Sebanyak 97 penyelenggara pinjol diduga menetapkan plafon bunga harian yang tinggi secara bersama-sama melalui kesepakatan internal yang dibuat AFPI.
Sekretaris Jenderal AFPI, Ronald Andi Kasim mengatakan bahwa pihaknya telah dipanggil oleh KPPU atas tuduhan praktik kartel suku bunga di industri pinjol yang tinggi.

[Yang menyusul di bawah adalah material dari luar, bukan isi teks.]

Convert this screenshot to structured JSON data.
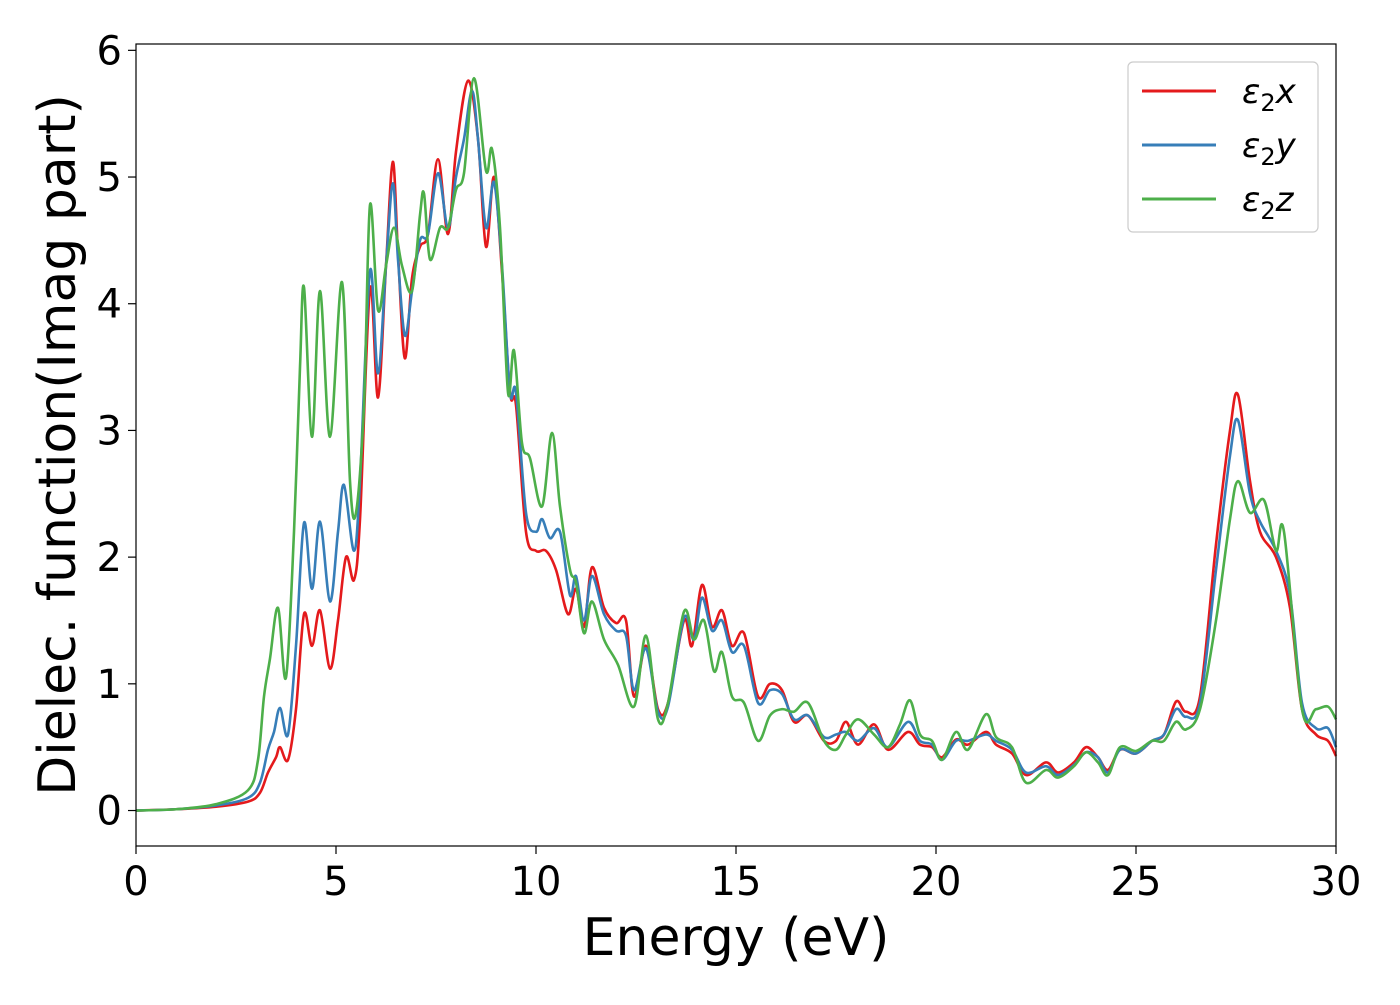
{
  "chart_data": {
    "type": "line",
    "xlabel": "Energy (eV)",
    "ylabel": "Dielec. function(Imag part)",
    "xlim": [
      0,
      30
    ],
    "ylim": [
      -0.28,
      6.05
    ],
    "xticks": [
      0,
      5,
      10,
      15,
      20,
      25,
      30
    ],
    "yticks": [
      0,
      1,
      2,
      3,
      4,
      5,
      6
    ],
    "grid": false,
    "legend_position": "top-right",
    "series": [
      {
        "name": "ε₂x",
        "legend": {
          "base": "ε",
          "sub": "2",
          "var": "x"
        },
        "color": "#e41a1c",
        "points": [
          [
            0,
            0
          ],
          [
            1,
            0.01
          ],
          [
            2,
            0.03
          ],
          [
            2.8,
            0.07
          ],
          [
            3.1,
            0.14
          ],
          [
            3.3,
            0.3
          ],
          [
            3.5,
            0.42
          ],
          [
            3.6,
            0.5
          ],
          [
            3.8,
            0.4
          ],
          [
            4.0,
            0.8
          ],
          [
            4.2,
            1.55
          ],
          [
            4.4,
            1.3
          ],
          [
            4.6,
            1.58
          ],
          [
            4.85,
            1.12
          ],
          [
            5.05,
            1.5
          ],
          [
            5.25,
            2.0
          ],
          [
            5.45,
            1.82
          ],
          [
            5.6,
            2.3
          ],
          [
            5.85,
            4.12
          ],
          [
            6.05,
            3.26
          ],
          [
            6.25,
            4.3
          ],
          [
            6.42,
            5.12
          ],
          [
            6.55,
            4.4
          ],
          [
            6.72,
            3.57
          ],
          [
            6.9,
            4.2
          ],
          [
            7.1,
            4.45
          ],
          [
            7.3,
            4.55
          ],
          [
            7.55,
            5.14
          ],
          [
            7.8,
            4.55
          ],
          [
            8.0,
            5.2
          ],
          [
            8.3,
            5.76
          ],
          [
            8.55,
            5.3
          ],
          [
            8.75,
            4.45
          ],
          [
            8.95,
            5.0
          ],
          [
            9.15,
            4.25
          ],
          [
            9.35,
            3.3
          ],
          [
            9.5,
            3.2
          ],
          [
            9.75,
            2.2
          ],
          [
            10.0,
            2.05
          ],
          [
            10.25,
            2.05
          ],
          [
            10.5,
            1.9
          ],
          [
            10.8,
            1.55
          ],
          [
            11.0,
            1.75
          ],
          [
            11.2,
            1.45
          ],
          [
            11.4,
            1.92
          ],
          [
            11.7,
            1.6
          ],
          [
            12.0,
            1.48
          ],
          [
            12.25,
            1.5
          ],
          [
            12.45,
            0.9
          ],
          [
            12.75,
            1.3
          ],
          [
            13.05,
            0.8
          ],
          [
            13.3,
            0.85
          ],
          [
            13.7,
            1.5
          ],
          [
            13.9,
            1.3
          ],
          [
            14.15,
            1.78
          ],
          [
            14.4,
            1.45
          ],
          [
            14.65,
            1.58
          ],
          [
            14.9,
            1.3
          ],
          [
            15.2,
            1.4
          ],
          [
            15.55,
            0.9
          ],
          [
            15.85,
            1.0
          ],
          [
            16.15,
            0.95
          ],
          [
            16.45,
            0.7
          ],
          [
            16.8,
            0.75
          ],
          [
            17.2,
            0.55
          ],
          [
            17.5,
            0.55
          ],
          [
            17.75,
            0.7
          ],
          [
            18.05,
            0.52
          ],
          [
            18.45,
            0.68
          ],
          [
            18.8,
            0.48
          ],
          [
            19.3,
            0.62
          ],
          [
            19.6,
            0.52
          ],
          [
            19.9,
            0.5
          ],
          [
            20.15,
            0.42
          ],
          [
            20.5,
            0.56
          ],
          [
            20.8,
            0.52
          ],
          [
            21.25,
            0.62
          ],
          [
            21.5,
            0.52
          ],
          [
            21.9,
            0.45
          ],
          [
            22.25,
            0.28
          ],
          [
            22.75,
            0.38
          ],
          [
            23.05,
            0.3
          ],
          [
            23.45,
            0.38
          ],
          [
            23.75,
            0.5
          ],
          [
            24.05,
            0.42
          ],
          [
            24.3,
            0.32
          ],
          [
            24.6,
            0.48
          ],
          [
            25.0,
            0.45
          ],
          [
            25.4,
            0.55
          ],
          [
            25.7,
            0.6
          ],
          [
            26.0,
            0.86
          ],
          [
            26.25,
            0.78
          ],
          [
            26.6,
            0.9
          ],
          [
            27.0,
            2.1
          ],
          [
            27.35,
            3.0
          ],
          [
            27.55,
            3.28
          ],
          [
            27.85,
            2.6
          ],
          [
            28.1,
            2.2
          ],
          [
            28.5,
            2.0
          ],
          [
            28.85,
            1.6
          ],
          [
            29.15,
            0.8
          ],
          [
            29.5,
            0.6
          ],
          [
            29.8,
            0.55
          ],
          [
            30,
            0.43
          ]
        ]
      },
      {
        "name": "ε₂y",
        "legend": {
          "base": "ε",
          "sub": "2",
          "var": "y"
        },
        "color": "#377eb8",
        "points": [
          [
            0,
            0
          ],
          [
            1,
            0.01
          ],
          [
            2,
            0.04
          ],
          [
            2.8,
            0.1
          ],
          [
            3.1,
            0.22
          ],
          [
            3.3,
            0.48
          ],
          [
            3.45,
            0.62
          ],
          [
            3.6,
            0.81
          ],
          [
            3.8,
            0.6
          ],
          [
            4.0,
            1.3
          ],
          [
            4.2,
            2.27
          ],
          [
            4.4,
            1.75
          ],
          [
            4.6,
            2.28
          ],
          [
            4.85,
            1.65
          ],
          [
            5.05,
            2.2
          ],
          [
            5.2,
            2.57
          ],
          [
            5.45,
            2.05
          ],
          [
            5.6,
            2.6
          ],
          [
            5.85,
            4.26
          ],
          [
            6.05,
            3.45
          ],
          [
            6.25,
            4.3
          ],
          [
            6.42,
            4.95
          ],
          [
            6.55,
            4.35
          ],
          [
            6.72,
            3.75
          ],
          [
            6.9,
            4.1
          ],
          [
            7.1,
            4.5
          ],
          [
            7.3,
            4.55
          ],
          [
            7.55,
            5.03
          ],
          [
            7.8,
            4.6
          ],
          [
            8.0,
            5.0
          ],
          [
            8.2,
            5.3
          ],
          [
            8.4,
            5.68
          ],
          [
            8.55,
            5.3
          ],
          [
            8.75,
            4.6
          ],
          [
            8.95,
            4.96
          ],
          [
            9.15,
            4.3
          ],
          [
            9.35,
            3.3
          ],
          [
            9.5,
            3.3
          ],
          [
            9.75,
            2.35
          ],
          [
            10.0,
            2.2
          ],
          [
            10.15,
            2.3
          ],
          [
            10.35,
            2.15
          ],
          [
            10.6,
            2.2
          ],
          [
            10.85,
            1.7
          ],
          [
            11.0,
            1.85
          ],
          [
            11.2,
            1.5
          ],
          [
            11.4,
            1.85
          ],
          [
            11.7,
            1.55
          ],
          [
            12.0,
            1.42
          ],
          [
            12.25,
            1.38
          ],
          [
            12.45,
            0.95
          ],
          [
            12.75,
            1.28
          ],
          [
            13.05,
            0.78
          ],
          [
            13.3,
            0.82
          ],
          [
            13.7,
            1.52
          ],
          [
            13.95,
            1.35
          ],
          [
            14.15,
            1.68
          ],
          [
            14.4,
            1.42
          ],
          [
            14.65,
            1.5
          ],
          [
            14.9,
            1.25
          ],
          [
            15.2,
            1.3
          ],
          [
            15.55,
            0.85
          ],
          [
            15.85,
            0.95
          ],
          [
            16.15,
            0.92
          ],
          [
            16.45,
            0.72
          ],
          [
            16.8,
            0.75
          ],
          [
            17.2,
            0.58
          ],
          [
            17.5,
            0.6
          ],
          [
            17.75,
            0.62
          ],
          [
            18.05,
            0.55
          ],
          [
            18.45,
            0.65
          ],
          [
            18.8,
            0.5
          ],
          [
            19.3,
            0.7
          ],
          [
            19.6,
            0.55
          ],
          [
            19.9,
            0.52
          ],
          [
            20.15,
            0.4
          ],
          [
            20.5,
            0.55
          ],
          [
            20.8,
            0.55
          ],
          [
            21.25,
            0.6
          ],
          [
            21.5,
            0.55
          ],
          [
            21.9,
            0.48
          ],
          [
            22.25,
            0.3
          ],
          [
            22.75,
            0.35
          ],
          [
            23.05,
            0.28
          ],
          [
            23.45,
            0.36
          ],
          [
            23.75,
            0.46
          ],
          [
            24.05,
            0.42
          ],
          [
            24.3,
            0.3
          ],
          [
            24.6,
            0.48
          ],
          [
            25.0,
            0.45
          ],
          [
            25.4,
            0.55
          ],
          [
            25.7,
            0.6
          ],
          [
            26.0,
            0.8
          ],
          [
            26.25,
            0.74
          ],
          [
            26.6,
            0.85
          ],
          [
            27.0,
            1.9
          ],
          [
            27.35,
            2.8
          ],
          [
            27.55,
            3.08
          ],
          [
            27.85,
            2.5
          ],
          [
            28.1,
            2.28
          ],
          [
            28.5,
            2.05
          ],
          [
            28.85,
            1.7
          ],
          [
            29.15,
            0.85
          ],
          [
            29.5,
            0.65
          ],
          [
            29.8,
            0.65
          ],
          [
            30,
            0.5
          ]
        ]
      },
      {
        "name": "ε₂z",
        "legend": {
          "base": "ε",
          "sub": "2",
          "var": "z"
        },
        "color": "#4daf4a",
        "points": [
          [
            0,
            0
          ],
          [
            1,
            0.01
          ],
          [
            2,
            0.05
          ],
          [
            2.8,
            0.16
          ],
          [
            3.05,
            0.4
          ],
          [
            3.2,
            0.9
          ],
          [
            3.35,
            1.2
          ],
          [
            3.55,
            1.6
          ],
          [
            3.75,
            1.05
          ],
          [
            3.95,
            2.2
          ],
          [
            4.1,
            3.5
          ],
          [
            4.2,
            4.13
          ],
          [
            4.4,
            2.95
          ],
          [
            4.6,
            4.1
          ],
          [
            4.85,
            2.95
          ],
          [
            5.15,
            4.17
          ],
          [
            5.35,
            2.6
          ],
          [
            5.5,
            2.35
          ],
          [
            5.7,
            3.2
          ],
          [
            5.85,
            4.78
          ],
          [
            6.05,
            3.95
          ],
          [
            6.25,
            4.3
          ],
          [
            6.45,
            4.6
          ],
          [
            6.65,
            4.3
          ],
          [
            6.9,
            4.1
          ],
          [
            7.1,
            4.7
          ],
          [
            7.2,
            4.87
          ],
          [
            7.35,
            4.35
          ],
          [
            7.6,
            4.6
          ],
          [
            7.8,
            4.6
          ],
          [
            8.0,
            4.9
          ],
          [
            8.2,
            5.03
          ],
          [
            8.45,
            5.78
          ],
          [
            8.75,
            5.05
          ],
          [
            8.9,
            5.22
          ],
          [
            9.1,
            4.6
          ],
          [
            9.3,
            3.3
          ],
          [
            9.45,
            3.63
          ],
          [
            9.65,
            2.9
          ],
          [
            9.85,
            2.78
          ],
          [
            10.15,
            2.4
          ],
          [
            10.4,
            2.98
          ],
          [
            10.6,
            2.4
          ],
          [
            10.85,
            1.9
          ],
          [
            11.0,
            1.8
          ],
          [
            11.2,
            1.4
          ],
          [
            11.4,
            1.65
          ],
          [
            11.7,
            1.35
          ],
          [
            12.05,
            1.15
          ],
          [
            12.45,
            0.82
          ],
          [
            12.75,
            1.38
          ],
          [
            13.05,
            0.72
          ],
          [
            13.3,
            0.85
          ],
          [
            13.7,
            1.57
          ],
          [
            13.95,
            1.35
          ],
          [
            14.2,
            1.5
          ],
          [
            14.45,
            1.1
          ],
          [
            14.65,
            1.25
          ],
          [
            14.9,
            0.9
          ],
          [
            15.2,
            0.85
          ],
          [
            15.55,
            0.55
          ],
          [
            15.85,
            0.75
          ],
          [
            16.15,
            0.8
          ],
          [
            16.45,
            0.78
          ],
          [
            16.8,
            0.85
          ],
          [
            17.2,
            0.55
          ],
          [
            17.5,
            0.48
          ],
          [
            17.75,
            0.6
          ],
          [
            18.05,
            0.72
          ],
          [
            18.45,
            0.6
          ],
          [
            18.8,
            0.5
          ],
          [
            19.1,
            0.68
          ],
          [
            19.35,
            0.87
          ],
          [
            19.6,
            0.6
          ],
          [
            19.9,
            0.55
          ],
          [
            20.15,
            0.4
          ],
          [
            20.5,
            0.62
          ],
          [
            20.8,
            0.48
          ],
          [
            21.25,
            0.76
          ],
          [
            21.5,
            0.58
          ],
          [
            21.9,
            0.5
          ],
          [
            22.25,
            0.22
          ],
          [
            22.75,
            0.32
          ],
          [
            23.05,
            0.26
          ],
          [
            23.45,
            0.35
          ],
          [
            23.75,
            0.46
          ],
          [
            24.05,
            0.38
          ],
          [
            24.3,
            0.28
          ],
          [
            24.6,
            0.5
          ],
          [
            25.0,
            0.47
          ],
          [
            25.4,
            0.55
          ],
          [
            25.7,
            0.55
          ],
          [
            26.0,
            0.7
          ],
          [
            26.25,
            0.64
          ],
          [
            26.6,
            0.8
          ],
          [
            27.0,
            1.5
          ],
          [
            27.35,
            2.3
          ],
          [
            27.55,
            2.6
          ],
          [
            27.85,
            2.35
          ],
          [
            28.2,
            2.45
          ],
          [
            28.5,
            2.05
          ],
          [
            28.7,
            2.2
          ],
          [
            29.15,
            0.8
          ],
          [
            29.5,
            0.8
          ],
          [
            29.8,
            0.82
          ],
          [
            30,
            0.72
          ]
        ]
      }
    ]
  }
}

Dia pun membantah tuduhan yang dilayangkan oleh KPPU, menurutnya penetapan suku bunga ini sudah berdasarkan diskusi bersama Otoritas Jasa Keuangan (OJK).
"Yang ingin saya jelaskan disini bahwa tuduhan KPPU itu kan terjadinya kartel atau kesepakatan harga antara pelaku industri seiring atau sesuai dengan pendapat-pendapat tadi itu memang tidak terjadi," ujar Ronald dalam konferensi pers Rabu, 14 Mei 2025.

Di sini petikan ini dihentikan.